My cousin Matt had given us an oyster knife which we had yet to use. I’m insistent that we actually use every single gift (unlike many I know) and I thought the anniversary was a good occasion.
Everyone here delivers everything so I ordered up some New Zealand oysters. Then I set up a little shucking station on the bar, including an iPad with a YouTube shucking demo and my MIL’s beautiful deviled egg plate (I thought the oysters were going to be smaller!)
This is an insanely easy menu to execute:
1. Early in the day: Make the mignonette sauce. Finely mince one or two shallots and add to a bowl with red vinegar to macerate together for a few hours.
2. Also earlier in the day: Make the shallot reduction sauce. Usually shallots come in bulk in a little mesh bag, so take all of the other shallots and rather than mincing them, simply slice them thinly. Add a half stick of butter to a small saucepan and melt until it is slightly brown. Add the shallots and cook for 15 minutes or until they start to brown as well. Add a tablespoon of brown sugar. Cook a few more minutes. Add two tablespoons of nice balsamic vinegar. Cook a few more minutes until the liquid is reduced and shut off the burner.
3. 1.5 hours before you want to eat: Heat over to 350 degrees. Peel and slice carrots. Mix with olive oil and mixed herbs and bake for an hour to an hour and a half… depending on whenever you’re ready to eat. If you want to do baked potatoes as well, poke them with a fork, rub with olive oil and add to the oven with the carrots. Or you can opt for a nice loaf of bread!

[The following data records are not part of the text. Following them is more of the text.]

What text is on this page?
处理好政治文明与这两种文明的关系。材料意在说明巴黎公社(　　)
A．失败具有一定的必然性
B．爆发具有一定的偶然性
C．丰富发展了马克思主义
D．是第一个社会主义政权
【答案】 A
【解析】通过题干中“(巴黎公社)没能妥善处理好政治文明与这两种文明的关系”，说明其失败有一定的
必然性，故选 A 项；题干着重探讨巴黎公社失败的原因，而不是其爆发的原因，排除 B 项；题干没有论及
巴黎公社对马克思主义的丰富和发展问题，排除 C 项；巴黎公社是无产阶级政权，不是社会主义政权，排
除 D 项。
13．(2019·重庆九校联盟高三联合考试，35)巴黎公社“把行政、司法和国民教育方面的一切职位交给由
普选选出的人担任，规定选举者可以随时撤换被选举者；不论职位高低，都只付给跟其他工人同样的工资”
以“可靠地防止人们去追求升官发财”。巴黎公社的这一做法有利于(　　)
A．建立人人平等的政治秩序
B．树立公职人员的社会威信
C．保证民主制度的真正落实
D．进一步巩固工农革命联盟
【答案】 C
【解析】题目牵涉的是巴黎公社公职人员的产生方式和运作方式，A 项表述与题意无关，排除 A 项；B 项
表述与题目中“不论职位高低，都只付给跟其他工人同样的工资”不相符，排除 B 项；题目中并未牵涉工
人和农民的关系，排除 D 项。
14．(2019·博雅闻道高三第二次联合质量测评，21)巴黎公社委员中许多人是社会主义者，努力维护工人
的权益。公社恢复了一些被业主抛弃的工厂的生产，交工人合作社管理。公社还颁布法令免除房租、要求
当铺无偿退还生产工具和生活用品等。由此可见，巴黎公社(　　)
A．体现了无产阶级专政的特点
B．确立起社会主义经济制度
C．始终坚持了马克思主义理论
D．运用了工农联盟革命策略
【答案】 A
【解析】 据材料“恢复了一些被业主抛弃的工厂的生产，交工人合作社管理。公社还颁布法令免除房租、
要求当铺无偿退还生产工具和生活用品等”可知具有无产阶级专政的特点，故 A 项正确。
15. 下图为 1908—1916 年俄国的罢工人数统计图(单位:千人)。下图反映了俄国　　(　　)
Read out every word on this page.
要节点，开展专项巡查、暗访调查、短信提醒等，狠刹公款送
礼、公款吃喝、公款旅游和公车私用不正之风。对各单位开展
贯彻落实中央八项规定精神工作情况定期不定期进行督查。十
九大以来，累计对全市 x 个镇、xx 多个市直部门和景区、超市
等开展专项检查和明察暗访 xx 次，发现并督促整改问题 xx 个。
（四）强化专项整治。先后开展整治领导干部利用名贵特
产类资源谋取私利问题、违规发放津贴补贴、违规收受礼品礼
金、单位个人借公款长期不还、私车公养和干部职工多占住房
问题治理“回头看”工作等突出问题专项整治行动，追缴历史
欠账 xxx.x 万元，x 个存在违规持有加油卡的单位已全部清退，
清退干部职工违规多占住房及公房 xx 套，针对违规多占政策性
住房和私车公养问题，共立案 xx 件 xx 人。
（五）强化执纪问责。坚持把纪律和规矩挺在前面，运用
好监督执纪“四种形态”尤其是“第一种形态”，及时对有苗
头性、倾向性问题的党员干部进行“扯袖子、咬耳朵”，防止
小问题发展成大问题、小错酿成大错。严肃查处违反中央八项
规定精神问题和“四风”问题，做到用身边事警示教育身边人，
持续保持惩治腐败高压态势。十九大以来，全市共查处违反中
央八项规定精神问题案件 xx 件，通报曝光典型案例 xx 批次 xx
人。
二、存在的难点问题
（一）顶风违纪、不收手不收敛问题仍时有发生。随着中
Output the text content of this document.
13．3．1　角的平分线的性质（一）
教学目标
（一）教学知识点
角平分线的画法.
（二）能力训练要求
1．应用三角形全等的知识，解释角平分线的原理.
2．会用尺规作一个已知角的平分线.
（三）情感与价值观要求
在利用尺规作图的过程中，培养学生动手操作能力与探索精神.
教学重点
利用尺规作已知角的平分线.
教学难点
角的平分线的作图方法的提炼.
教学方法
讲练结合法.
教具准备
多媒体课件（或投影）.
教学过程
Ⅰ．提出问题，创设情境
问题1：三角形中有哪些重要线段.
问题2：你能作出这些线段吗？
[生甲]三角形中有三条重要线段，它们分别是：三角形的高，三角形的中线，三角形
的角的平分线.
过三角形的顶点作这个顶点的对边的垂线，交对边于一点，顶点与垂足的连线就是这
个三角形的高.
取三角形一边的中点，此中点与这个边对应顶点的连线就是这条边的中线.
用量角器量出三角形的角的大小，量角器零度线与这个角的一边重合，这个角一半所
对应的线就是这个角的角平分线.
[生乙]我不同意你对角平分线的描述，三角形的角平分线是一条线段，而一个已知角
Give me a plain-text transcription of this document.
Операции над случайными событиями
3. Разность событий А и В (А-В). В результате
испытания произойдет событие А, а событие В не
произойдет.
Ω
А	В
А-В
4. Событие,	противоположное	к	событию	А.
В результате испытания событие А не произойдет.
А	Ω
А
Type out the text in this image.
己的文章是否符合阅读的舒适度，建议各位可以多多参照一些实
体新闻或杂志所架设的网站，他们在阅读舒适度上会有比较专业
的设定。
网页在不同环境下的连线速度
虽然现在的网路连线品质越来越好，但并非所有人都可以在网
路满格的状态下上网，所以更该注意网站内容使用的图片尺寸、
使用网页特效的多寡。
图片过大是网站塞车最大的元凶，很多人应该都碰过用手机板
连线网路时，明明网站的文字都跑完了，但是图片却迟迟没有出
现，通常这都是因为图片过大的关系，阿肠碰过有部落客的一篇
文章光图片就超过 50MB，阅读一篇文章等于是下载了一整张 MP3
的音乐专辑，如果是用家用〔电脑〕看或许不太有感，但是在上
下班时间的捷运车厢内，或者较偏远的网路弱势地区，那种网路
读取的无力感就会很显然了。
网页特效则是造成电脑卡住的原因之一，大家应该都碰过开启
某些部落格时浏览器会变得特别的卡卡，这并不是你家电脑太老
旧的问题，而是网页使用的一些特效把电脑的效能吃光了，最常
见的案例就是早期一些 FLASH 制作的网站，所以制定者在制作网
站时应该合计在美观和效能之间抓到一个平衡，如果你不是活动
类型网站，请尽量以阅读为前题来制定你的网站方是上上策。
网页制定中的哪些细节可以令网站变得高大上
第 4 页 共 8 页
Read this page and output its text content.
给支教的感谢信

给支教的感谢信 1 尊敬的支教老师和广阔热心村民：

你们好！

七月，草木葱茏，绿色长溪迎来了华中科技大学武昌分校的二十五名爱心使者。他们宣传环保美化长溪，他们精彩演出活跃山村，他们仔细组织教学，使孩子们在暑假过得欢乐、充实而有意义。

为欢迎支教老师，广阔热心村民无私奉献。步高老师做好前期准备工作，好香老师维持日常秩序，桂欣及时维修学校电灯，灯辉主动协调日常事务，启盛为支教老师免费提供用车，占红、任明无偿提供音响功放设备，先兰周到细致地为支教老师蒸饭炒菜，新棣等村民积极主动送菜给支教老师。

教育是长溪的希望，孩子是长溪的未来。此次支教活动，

4. Place a steamer in a small saucepan and add water. Simmer.
5. Pop the champagne and enjoy your oysters!
6. When you’re ready to eat, simply heat a large All Clad pan to hot (when you sprinkle water on the pan it sizzles). Add the broccoli to the steaming water. Sprinkle the filets with a little olive oil and salt and pepper. Add filets to the pan and cook each side until nice and brown. If you want it medium rare you can plate it now, but if you want it a little more well done, slip it into the oven with the carrots for a few more minutes.
7. Plate all and enjoy!
- Red wine vinegar
- Balsamic vinegar
- Brown sugar
- Nice quality Dijon mustard
- Olive oil
- Herbs (Mixed Italian or French or whatever you have.)
- Salt & Pepper
- Two filets
- Baking potato or bread
For desert, I wanted to make my Great, Great, Aunt Gladys’s carrot cake recipe because it’s Nick’s favorite. My Aunt Amy who passed on the recipe to me actually made this cake for our wedding.
The powdered sugar I bought here was rock hard (must be the humidity). It was frozen together into little pellets… but given that I had already baked the cakes, I had no choice but to just make the frosting. It looked terrible, but tasted amazing. It feels great to have the whole kitchen really set up, although it did involve literally running to the grocery store and schelping the groceries back a mile up hill.We drank Dona Paula malbec, which has special meaning for us. The Mr. brought the above bottle over for dinner the first time we ate together and I must have had a premonition that things would work out because I saved the bottle (above) along with the napkin ring I had made to catch drips! We also served this wine at our wedding so we drank that as well tonight. Let me know if you want the carrot cake recipe. It really is phenomenal! Crushed pineapples are the secret.